Managing Object Permissions

Three permission levels control what users can do with objects in SampleDB:

  • READ allows viewing objects and their metadata, files, comments, etc.

  • WRITE allows editing object metadata, adding files, posting comments, etc.

  • GRANT allows granting permissions to other users or groups.

Each of these includes the previous one, with WRITE permissions including READ permissions and GRANT permissions including WRITE (and therefore also READ) permissions.

If you have GRANT permissions for an object, you can click the Edit permissions button on that object’s page to edit the object’s permissions.
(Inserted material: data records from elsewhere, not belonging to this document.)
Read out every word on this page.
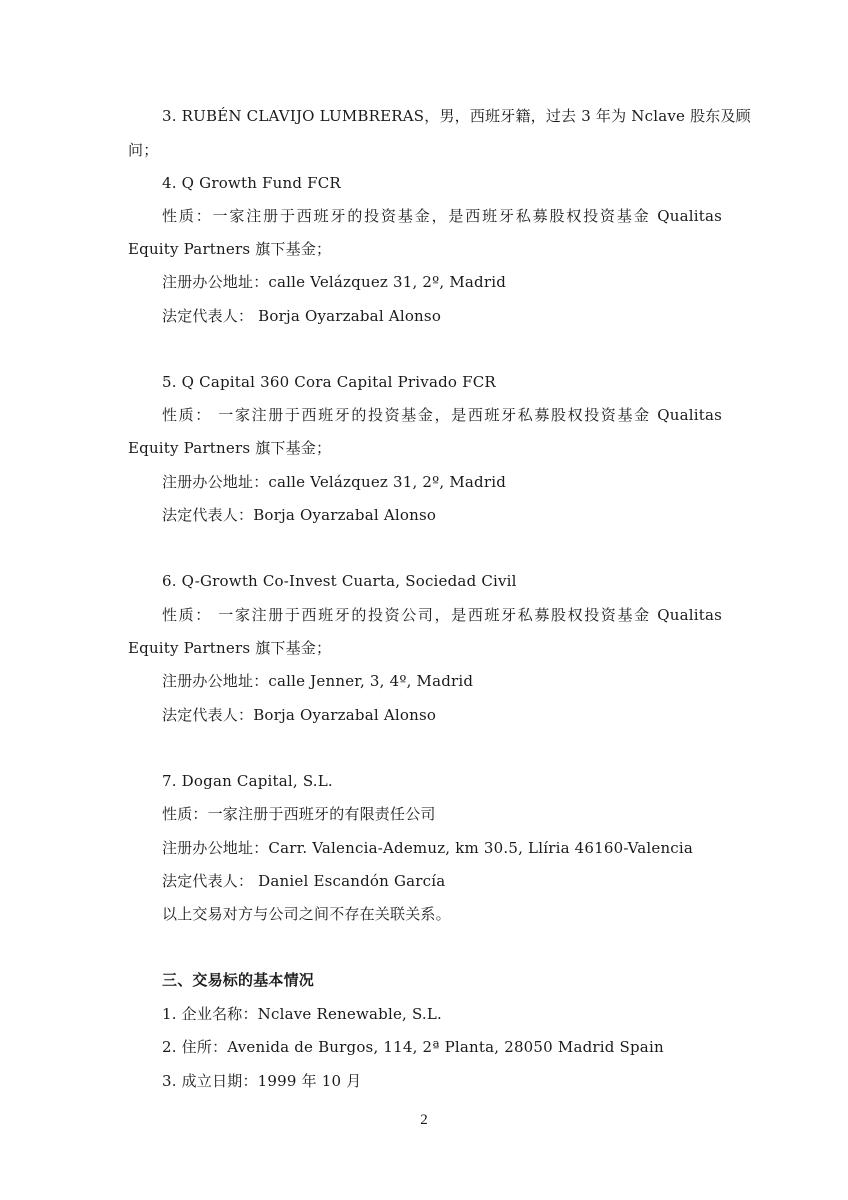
3. RUBÉN CLAVIJO LUMBRERAS，男，西班牙籍，过去 3 年为 Nclave 股东及顾
问；
4. Q Growth Fund FCR
性质：一家注册于西班牙的投资基金，是西班牙私募股权投资基金 Qualitas
Equity Partners 旗下基金；
注册办公地址：calle Velázquez 31, 2º, Madrid
法定代表人： Borja Oyarzabal Alonso
5. Q Capital 360 Cora Capital Privado FCR
性质： 一家注册于西班牙的投资基金，是西班牙私募股权投资基金 Qualitas
Equity Partners 旗下基金；
注册办公地址：calle Velázquez 31, 2º, Madrid
法定代表人：Borja Oyarzabal Alonso
6. Q-Growth Co-Invest Cuarta, Sociedad Civil
性质： 一家注册于西班牙的投资公司，是西班牙私募股权投资基金 Qualitas
Equity Partners 旗下基金；
注册办公地址：calle Jenner, 3, 4º, Madrid
法定代表人：Borja Oyarzabal Alonso
7. Dogan Capital, S.L.
性质：一家注册于西班牙的有限责任公司
注册办公地址：Carr. Valencia-Ademuz, km 30.5, Llíria 46160-Valencia
法定代表人： Daniel Escandón García
以上交易对方与公司之间不存在关联关系。
三、交易标的基本情况
1. 企业名称：Nclave Renewable, S.L.
2. 住所：Avenida de Burgos, 114, 2ª Planta, 28050 Madrid Spain
3. 成立日期：1999 年 10 月
2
You can then control the permissions for users and groups.

Object Permissions

Object Permissions

Special groups such as administrators and instrument scientists (for objects created with an instrument) automatically have GRANT permissions. You can also grant READ permissions to all signed-in users and, if enabled by the administrator, to anonymous users.

When creating an object, default permissions configured in your preferences will be applied, unless you choose to grant permissions to a specific group or to copy permissions from another object.

Default Permissions in the User Preferences

Default Permissions in the User Preferences


  • Users can have READ, WRITE, or GRANT permissions for an object.

  • Each level of permissions includes the one before.

  • Permissions can be granted directly to users or groups.

  • Special groups such as instrument scientists and administrators automatically have permissions.

  • Default permissions are applied when creating a new object.